Sonunda, Fairmont bölgesindeki tüm işçileri örgütledik. Grev kırıcılar ve gangsterler kovuldu. Fakat daha sonra, yetersiz örgütçüler ve kendi yöneticilerinin ihaneti yüzünden sendikalar güç kaybettiler. Fairmont bölgesi maden işçileri, en sonunda, tam da çıkarlarını korumakla görevlendirdikleri insanlar tarafından ihanete uğradılar. Charlie Battley, kayıpları telâfi etmek için uğraştı, fakat yöneticiler yozlaştığı ve işçiler de aşırı yılgınlaştığı için hiçbir şey başaramadı.

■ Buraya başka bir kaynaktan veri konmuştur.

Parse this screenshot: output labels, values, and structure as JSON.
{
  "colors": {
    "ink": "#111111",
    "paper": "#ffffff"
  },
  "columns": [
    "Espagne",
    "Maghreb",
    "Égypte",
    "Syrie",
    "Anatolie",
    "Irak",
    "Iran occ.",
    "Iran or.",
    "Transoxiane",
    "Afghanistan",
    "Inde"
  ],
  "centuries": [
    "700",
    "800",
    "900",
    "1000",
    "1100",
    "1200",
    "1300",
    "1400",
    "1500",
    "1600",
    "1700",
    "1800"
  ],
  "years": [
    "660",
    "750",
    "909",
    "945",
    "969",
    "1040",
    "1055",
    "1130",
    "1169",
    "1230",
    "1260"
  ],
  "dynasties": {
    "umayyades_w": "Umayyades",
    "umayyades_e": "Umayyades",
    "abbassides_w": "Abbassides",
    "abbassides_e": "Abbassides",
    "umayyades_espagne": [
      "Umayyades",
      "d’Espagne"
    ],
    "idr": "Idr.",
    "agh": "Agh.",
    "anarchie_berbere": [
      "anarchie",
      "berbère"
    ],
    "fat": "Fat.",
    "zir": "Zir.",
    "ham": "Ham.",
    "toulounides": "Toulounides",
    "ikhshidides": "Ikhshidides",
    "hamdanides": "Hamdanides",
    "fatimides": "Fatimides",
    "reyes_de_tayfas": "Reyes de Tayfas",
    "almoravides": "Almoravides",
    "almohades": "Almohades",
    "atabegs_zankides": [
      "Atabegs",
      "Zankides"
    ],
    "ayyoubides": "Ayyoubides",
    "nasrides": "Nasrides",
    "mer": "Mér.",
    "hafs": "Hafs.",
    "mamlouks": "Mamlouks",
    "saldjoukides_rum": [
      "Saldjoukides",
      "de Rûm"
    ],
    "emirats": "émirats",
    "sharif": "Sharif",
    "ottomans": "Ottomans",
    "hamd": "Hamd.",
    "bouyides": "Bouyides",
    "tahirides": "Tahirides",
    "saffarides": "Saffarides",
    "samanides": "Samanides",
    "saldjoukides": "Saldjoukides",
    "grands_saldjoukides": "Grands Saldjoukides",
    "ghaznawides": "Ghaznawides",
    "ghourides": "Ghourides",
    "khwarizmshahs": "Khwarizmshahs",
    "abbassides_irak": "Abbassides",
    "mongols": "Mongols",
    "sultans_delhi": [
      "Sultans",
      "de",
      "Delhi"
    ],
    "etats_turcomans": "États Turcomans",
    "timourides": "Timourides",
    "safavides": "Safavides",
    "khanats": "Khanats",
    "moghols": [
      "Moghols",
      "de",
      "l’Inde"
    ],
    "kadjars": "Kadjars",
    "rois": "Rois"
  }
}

Erkeklerin ve kadınların gangsterlerin demir ökçesinden kurtulmak için yaptıkları fedakârlıkların sık sık boşa gittiğini düşünmek beni gerçekten üzüyor. Kazanılan zaferler, işçilerin kendi yöneticilerinin, mücadelenin bedellerini ve acılarını bilen bu adamların ihaneti tarafından o kadar sık yerle bir ediliyor ki.
Şimdi yaşlıyım ve Fairmont bölgesindeki arkadaşları bir daha göreceğimi hiç ummuyorum, fakat onların ve çocuklarının yaşam koşullarının değişmesinde bir payım olduğunu düşünmek hoşuma gidiyor.
Birleşik Maden İşçileri sendikası, Kanawah Nehri üzerindeki Kelly Creek’i örgütlemek için çalışmış, fakat başarılı olamamıştı. Sendikanın yönetim kurulu üyeleri, Burke ve Tom Lewis, bölgeyi kendileri görmeye karar verdiler. Bir gece, Kelly Creek’e gitmek için trene bindiler. Tren, sarp bir kanyonun üzerine kurulmuş, yüksek, tahta bir demiryolu köprüsüne geldi. İki sendika yöneticisi hariç, tüm yolcular çeşitli bahanelerle başka bir yolcu vagonuna alındı ve bu vagon trenden ayırılıp köprüden karşıya çekildi. Sendikacılar, hareketsiz bir vagonda, köprünün üstündeydiler. Raylar boyunca, elleri ve dizleri üzerinde yavaş yavaş ilerlemek zorunda kaldılar. Altları zifiri karanlıktı. Köprü tek şeritliydi. Tam köprünün sonuna varmışlardı ki, bir tren, ateş püskürerek yanlarından geçti.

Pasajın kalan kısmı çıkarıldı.